The relevant portion of section 10(1)(o)(ii) reads as follows:

“There shall be exempt from normal tax any form of remuneration to the extent to which that remuneration does not exceed 1,25million Rand in respect of a year of assessment is received or accrues to any employee during any year of assessment by way of salary, leave pay, wage, overtime pay, bonus, gratuity, commission, fee, emolument or allowance including any amount referred to in paragraph (i) of the definition of gross income in section 1 or an amount referred to in section 8, 8B or 8C, in respect of services rendered outside the Republic by that employee for or on behalf of any employer if that employee was outside the Republic-“ …

In terms of section 10(1)(o)(ii), only the following foreign remuneration types can be exempt:

  1. Salary
  2. Leave pay
  3. Wage
  4. Overtime pay
  5. Bonus
  6. Gratuity
  7. Commission
  8. Fee
  9. Emolument
  10. (General) allowances
  11. Taxable fringe benefits (section 1: gross income paragraph(i))
  12. (Special) allowances (section 8: travel, subsistence, and public office allowances)
  13. Amounts derived from broad-based employee share plans (section 8B)
  14. Amounts received in respect of a share vesting (section 8C).

 

Code 4587 Validation Rules

Code 4587 (Section 10(1)(o)(ii) exemption taken into account by the employer for PAYE purposes) was added to the PAYE BRS earlier in 2020 and is included in the current version 19.4 with effect from the 2020/21 tax year onwards.

Employers must report the total remuneration as defined by section 10(1)(o)(ii) that the employer has taken into account in the current tax year for PAYE calculation and withholding purposes.

Due to uncertainty regarding the validation rules, the PAGSA requested that SARS relax the application of the validation rules for code 4587for the August 2020 mid-year tax certificate submissions.

 

Code 4587 Validation Relaxation

SARS have agreed to relax the code 4587 validation rules, confirmed in the following notice.

 

NOTICE TO STAKEHOLDER/EMPLOYERS

Information Code 4587 –Section 10(1)(o)(ii) exemption taken into account by the employer for PAYE purposes: Relaxation of validation rules for August 2020 (202008) Employer Interim Reconciliation

SARS acknowledges concerns raised by payrolls that the application of the current validation rules for code 4587 may result in certain employers not being able to submit their interim IRP5/IT3(a) certificate information.

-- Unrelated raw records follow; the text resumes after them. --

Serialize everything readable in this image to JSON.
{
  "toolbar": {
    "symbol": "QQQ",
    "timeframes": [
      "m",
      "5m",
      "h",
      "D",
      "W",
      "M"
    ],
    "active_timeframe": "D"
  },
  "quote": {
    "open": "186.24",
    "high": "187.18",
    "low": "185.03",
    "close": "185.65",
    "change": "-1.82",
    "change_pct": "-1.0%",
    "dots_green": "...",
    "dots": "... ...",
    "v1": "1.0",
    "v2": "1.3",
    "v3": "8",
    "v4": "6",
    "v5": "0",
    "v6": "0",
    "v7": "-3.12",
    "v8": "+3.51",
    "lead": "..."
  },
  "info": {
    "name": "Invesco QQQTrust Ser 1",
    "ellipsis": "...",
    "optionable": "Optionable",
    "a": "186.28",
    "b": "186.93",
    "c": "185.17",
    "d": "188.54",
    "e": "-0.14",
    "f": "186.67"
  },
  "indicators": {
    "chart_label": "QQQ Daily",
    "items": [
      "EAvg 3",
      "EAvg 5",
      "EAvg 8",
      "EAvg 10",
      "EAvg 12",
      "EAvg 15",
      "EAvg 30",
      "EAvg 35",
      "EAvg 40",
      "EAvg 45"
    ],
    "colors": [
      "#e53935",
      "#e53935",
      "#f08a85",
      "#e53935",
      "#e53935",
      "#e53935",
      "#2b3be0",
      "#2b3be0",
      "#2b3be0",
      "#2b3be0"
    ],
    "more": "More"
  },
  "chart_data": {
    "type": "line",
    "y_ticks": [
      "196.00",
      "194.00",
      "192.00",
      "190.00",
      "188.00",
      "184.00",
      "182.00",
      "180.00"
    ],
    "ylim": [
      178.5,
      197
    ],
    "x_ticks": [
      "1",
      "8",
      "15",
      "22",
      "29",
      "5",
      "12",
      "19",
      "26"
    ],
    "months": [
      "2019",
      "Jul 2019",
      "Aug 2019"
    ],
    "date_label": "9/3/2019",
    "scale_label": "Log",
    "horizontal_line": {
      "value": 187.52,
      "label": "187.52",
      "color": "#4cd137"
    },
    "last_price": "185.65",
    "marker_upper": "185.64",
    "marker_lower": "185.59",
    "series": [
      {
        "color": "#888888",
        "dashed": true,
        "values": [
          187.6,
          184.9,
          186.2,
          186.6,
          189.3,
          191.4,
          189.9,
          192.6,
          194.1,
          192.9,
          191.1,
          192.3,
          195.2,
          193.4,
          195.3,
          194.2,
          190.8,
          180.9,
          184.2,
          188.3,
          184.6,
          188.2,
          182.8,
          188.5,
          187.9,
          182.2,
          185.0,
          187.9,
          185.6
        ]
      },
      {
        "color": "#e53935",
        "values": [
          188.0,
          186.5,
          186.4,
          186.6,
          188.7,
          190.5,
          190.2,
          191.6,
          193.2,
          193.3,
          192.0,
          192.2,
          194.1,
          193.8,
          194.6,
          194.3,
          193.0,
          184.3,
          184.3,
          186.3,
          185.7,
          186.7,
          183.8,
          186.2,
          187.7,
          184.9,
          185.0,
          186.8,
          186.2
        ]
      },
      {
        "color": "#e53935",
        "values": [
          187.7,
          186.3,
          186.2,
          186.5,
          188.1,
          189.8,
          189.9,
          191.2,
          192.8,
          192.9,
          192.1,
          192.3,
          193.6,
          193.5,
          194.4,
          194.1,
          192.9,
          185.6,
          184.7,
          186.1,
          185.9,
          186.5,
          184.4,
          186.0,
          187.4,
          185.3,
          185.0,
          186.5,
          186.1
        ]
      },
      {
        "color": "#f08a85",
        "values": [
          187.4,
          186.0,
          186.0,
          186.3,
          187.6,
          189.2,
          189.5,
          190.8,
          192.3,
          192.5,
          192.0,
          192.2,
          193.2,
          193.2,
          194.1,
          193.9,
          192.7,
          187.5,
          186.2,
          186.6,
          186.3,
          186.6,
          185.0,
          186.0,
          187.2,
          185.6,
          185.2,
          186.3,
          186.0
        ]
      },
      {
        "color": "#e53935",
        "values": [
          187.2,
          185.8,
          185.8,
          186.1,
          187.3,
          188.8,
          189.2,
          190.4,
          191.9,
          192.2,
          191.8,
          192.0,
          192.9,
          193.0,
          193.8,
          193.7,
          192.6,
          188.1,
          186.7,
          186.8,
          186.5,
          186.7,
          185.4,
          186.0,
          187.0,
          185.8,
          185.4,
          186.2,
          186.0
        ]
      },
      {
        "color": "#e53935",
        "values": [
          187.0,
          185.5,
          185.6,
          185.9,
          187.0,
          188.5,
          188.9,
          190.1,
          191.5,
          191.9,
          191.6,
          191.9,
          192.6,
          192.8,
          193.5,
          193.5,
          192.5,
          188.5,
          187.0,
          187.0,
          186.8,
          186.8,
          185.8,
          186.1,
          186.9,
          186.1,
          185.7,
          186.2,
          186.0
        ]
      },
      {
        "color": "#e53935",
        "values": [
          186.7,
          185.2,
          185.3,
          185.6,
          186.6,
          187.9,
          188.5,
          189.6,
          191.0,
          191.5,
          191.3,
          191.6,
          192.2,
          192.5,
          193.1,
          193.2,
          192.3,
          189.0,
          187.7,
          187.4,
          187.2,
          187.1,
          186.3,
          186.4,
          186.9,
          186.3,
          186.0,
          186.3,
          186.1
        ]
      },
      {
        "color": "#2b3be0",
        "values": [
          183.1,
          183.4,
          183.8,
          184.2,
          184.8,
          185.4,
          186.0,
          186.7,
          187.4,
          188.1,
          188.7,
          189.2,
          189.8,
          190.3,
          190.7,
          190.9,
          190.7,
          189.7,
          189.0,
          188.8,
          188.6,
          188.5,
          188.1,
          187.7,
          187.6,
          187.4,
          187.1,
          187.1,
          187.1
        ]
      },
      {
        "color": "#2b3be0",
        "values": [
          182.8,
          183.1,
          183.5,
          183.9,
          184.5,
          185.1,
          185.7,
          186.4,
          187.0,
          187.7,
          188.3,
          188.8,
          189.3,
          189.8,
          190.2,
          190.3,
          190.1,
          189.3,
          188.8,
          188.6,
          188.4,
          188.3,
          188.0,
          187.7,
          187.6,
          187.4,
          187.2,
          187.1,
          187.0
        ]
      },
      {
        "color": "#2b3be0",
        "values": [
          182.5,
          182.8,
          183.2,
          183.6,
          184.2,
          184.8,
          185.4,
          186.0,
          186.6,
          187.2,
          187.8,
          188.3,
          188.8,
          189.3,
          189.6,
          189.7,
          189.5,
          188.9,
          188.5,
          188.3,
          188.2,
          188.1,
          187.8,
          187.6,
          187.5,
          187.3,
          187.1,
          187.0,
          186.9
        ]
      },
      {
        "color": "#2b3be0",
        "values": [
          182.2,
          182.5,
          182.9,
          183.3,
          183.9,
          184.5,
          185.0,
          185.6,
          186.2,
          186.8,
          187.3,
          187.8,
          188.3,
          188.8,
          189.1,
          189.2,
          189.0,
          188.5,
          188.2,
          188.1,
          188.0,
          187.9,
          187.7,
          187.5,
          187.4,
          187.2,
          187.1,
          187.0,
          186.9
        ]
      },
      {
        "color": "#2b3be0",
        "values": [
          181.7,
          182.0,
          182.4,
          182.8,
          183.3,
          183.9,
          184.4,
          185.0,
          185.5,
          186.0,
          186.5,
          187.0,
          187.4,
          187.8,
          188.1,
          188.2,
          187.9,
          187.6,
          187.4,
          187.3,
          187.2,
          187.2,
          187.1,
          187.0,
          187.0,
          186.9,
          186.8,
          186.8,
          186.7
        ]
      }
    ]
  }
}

These validation rules as specified in the SARS Business Requirements Specification: PAYE Employer Reconciliation (2020 Release) version 19.4 will be relaxed for the August 2020 Employer Interim Reconciliation submission.

The relaxation of the validation rules will be implemented during the weekend of 19 September 2020 and the affected employers are requested not to submit their Interim Reconciliation documents before Monday, 21 September 2020.

These validation rules will be reviewed and clearly defined to provide clarity.

An updated SARS Business Requirements Specification: PAYE Employer Reconciliation (2020 Release) will be issued shortly and the amended validation rules willbe implemented towards the end of 2020.

Note that any February 2021 (202102) submission that is submitted before the implementation of the revised validations will be processed in accordance with the relaxed validation rules for code 4587.